I won’t tell you how much money I make, publicly. In private, though, you can ask me and I’m likely to divulge because I just don’t think it’s a big deal. Some people believe talking about money is tacky, but I wasn’t raised that way. And I figure if you’re asking, I have the discretion to know why you’re asking. Meaning, I can gauge if it’s to gloat, or just for curiosity’s sake.

My family is very open about money, maybe too much so. My dad would boldly inquire about someone’s salary and not think twice about how it might offend (but then he’s Danish, and we all know how they are). Money is not necessarily important in our family in the superficial sense, but it is a topic that most readily comes up at the dinner table.
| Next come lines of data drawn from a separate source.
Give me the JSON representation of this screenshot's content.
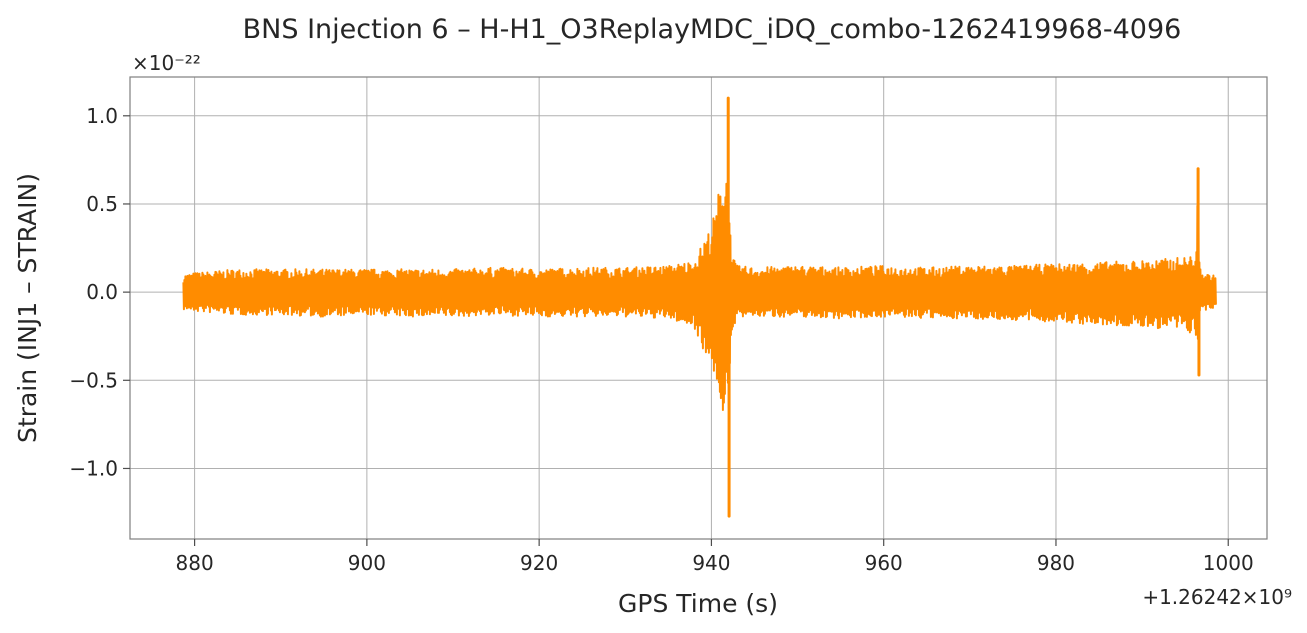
{
  "chart_data": {
    "type": "line",
    "title": "BNS Injection 6 – H-H1_O3ReplayMDC_iDQ_combo-1262419968-4096",
    "xlabel": "GPS Time (s)",
    "ylabel": "Strain (INJ1 – STRAIN)",
    "x_offset_label": "+1.26242×10⁹",
    "y_scale_label": "×10⁻²²",
    "xlim": [
      872.5,
      1004.5
    ],
    "ylim": [
      -1.4,
      1.22
    ],
    "x_ticks": [
      880,
      900,
      920,
      940,
      960,
      980,
      1000
    ],
    "x_tick_labels": [
      "880",
      "900",
      "920",
      "940",
      "960",
      "980",
      "1000"
    ],
    "y_ticks": [
      -1.0,
      -0.5,
      0.0,
      0.5,
      1.0
    ],
    "y_tick_labels": [
      "−1.0",
      "−0.5",
      "0.0",
      "0.5",
      "1.0"
    ],
    "grid": true,
    "color": "#ff8c00",
    "series": [
      {
        "x": [
          878.7,
          880,
          885,
          890,
          895,
          900,
          905,
          910,
          915,
          920,
          925,
          930,
          935,
          938,
          939,
          940,
          940.5,
          941,
          941.5,
          941.9,
          942.0,
          942.1,
          942.5,
          943,
          945,
          950,
          955,
          960,
          965,
          970,
          975,
          980,
          985,
          990,
          993,
          995,
          996.3,
          996.5,
          996.7,
          997,
          998,
          998.6
        ],
        "upper": [
          0.1,
          0.11,
          0.13,
          0.13,
          0.13,
          0.13,
          0.13,
          0.13,
          0.14,
          0.13,
          0.14,
          0.14,
          0.15,
          0.18,
          0.28,
          0.38,
          0.48,
          0.62,
          0.7,
          0.74,
          1.1,
          0.4,
          0.2,
          0.15,
          0.14,
          0.15,
          0.14,
          0.15,
          0.14,
          0.15,
          0.15,
          0.16,
          0.17,
          0.18,
          0.19,
          0.2,
          0.22,
          0.7,
          0.15,
          0.11,
          0.1,
          0.09
        ],
        "lower": [
          -0.1,
          -0.11,
          -0.13,
          -0.13,
          -0.14,
          -0.13,
          -0.14,
          -0.14,
          -0.13,
          -0.14,
          -0.14,
          -0.14,
          -0.15,
          -0.2,
          -0.32,
          -0.42,
          -0.5,
          -0.62,
          -0.72,
          -0.8,
          -1.27,
          -0.5,
          -0.2,
          -0.15,
          -0.14,
          -0.14,
          -0.15,
          -0.14,
          -0.15,
          -0.15,
          -0.16,
          -0.17,
          -0.19,
          -0.2,
          -0.21,
          -0.22,
          -0.25,
          -0.47,
          -0.15,
          -0.11,
          -0.1,
          -0.09
        ]
      }
    ]
  }
}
I don’t know if people are put off by our openness or not. I think most of my family is fairly discreet when we engage with others, but that’s largely because people are so often squirmy about financial matters. I once knew a guy when we were both in our early twenties and working our way through school who bought a twelve-year-old Tercel. I looked over the parking lot as he pointed it out and commented about how clean it looked and how good it was that he’d finally found a car to his liking. I then asked how much he’d paid for it. Big faux pas, apparently, because he stopped short and primly stated that he didn’t like telling people that kind of info. I was kind of stunned – I didn’t really know how to respond. I mean, we were both poor students and it was clearly not a new Lexus. What’d it put him back, like eleven hundred bucks? Which unflattering conclusion was I supposed to have made with that knowledge? Would he have been equally cagey if I’d asked how much he’d paid for the chicken pot pie he’d eaten for lunch? I still don’t know.

See, when we’re all just starting out in the real world and we’re establishing our careers and finding out who we are, we have a lot to prove. And admitting you don’t make as much as one of your peers reflects poorly on you because, as we all know, the less you make, the less valuable, intelligent, and interesting you are.

But when you get older and everybody’s evening out and you realize that all your cohorts have their hardships and virtually nobody gets an easy ride (except that guy who won the lottery) and reality sets in, you stop being so hung up about it. You stop believing that your paycheque is directly related to your self worth. I mean, we all want more money and it’s easy to get full of ourselves if we get it – but we understand that it’s essentially a crap shoot. What isn’t a crap shoot is how GOOD you are with money. In my mind, that is something one can be proud of.

One thing I’ve definitely learned in my adult life is that compensation is very often not directly proportionate to one’s skills set. And it’s certainly not always the smartest folk who earn the big bucks. Yes, we should all work hard, be resourceful and educate ourselves. But that does not in and of itself determine who becomes financially successful. I think it’s largely a matter of what’s supposed to happen in the Grand Scheme of Things. All things being equal, two people can work similarly hard and achieve two very different outcomes. However, you can bet that the one who becomes successful will say that it’s because he is exceptionally bright and worked his fingers to the bone. Like Andy Rooney said, the more successful you are, the more likely you are to believe you deserve it.

I don’t think it’s weird to not want to publicize what you earn. And really, those who make good money might want to consider their audience, and their intent, before they disclose something like that. That said, if I’m having a down-to-earth conversation with somebody I trust and they ask me about it, I’ll tell them. However, my lips are sealed if I’m asked how much I forked over for my nine-year-old silver bullet with the cracked windshield and slow-leaking tire.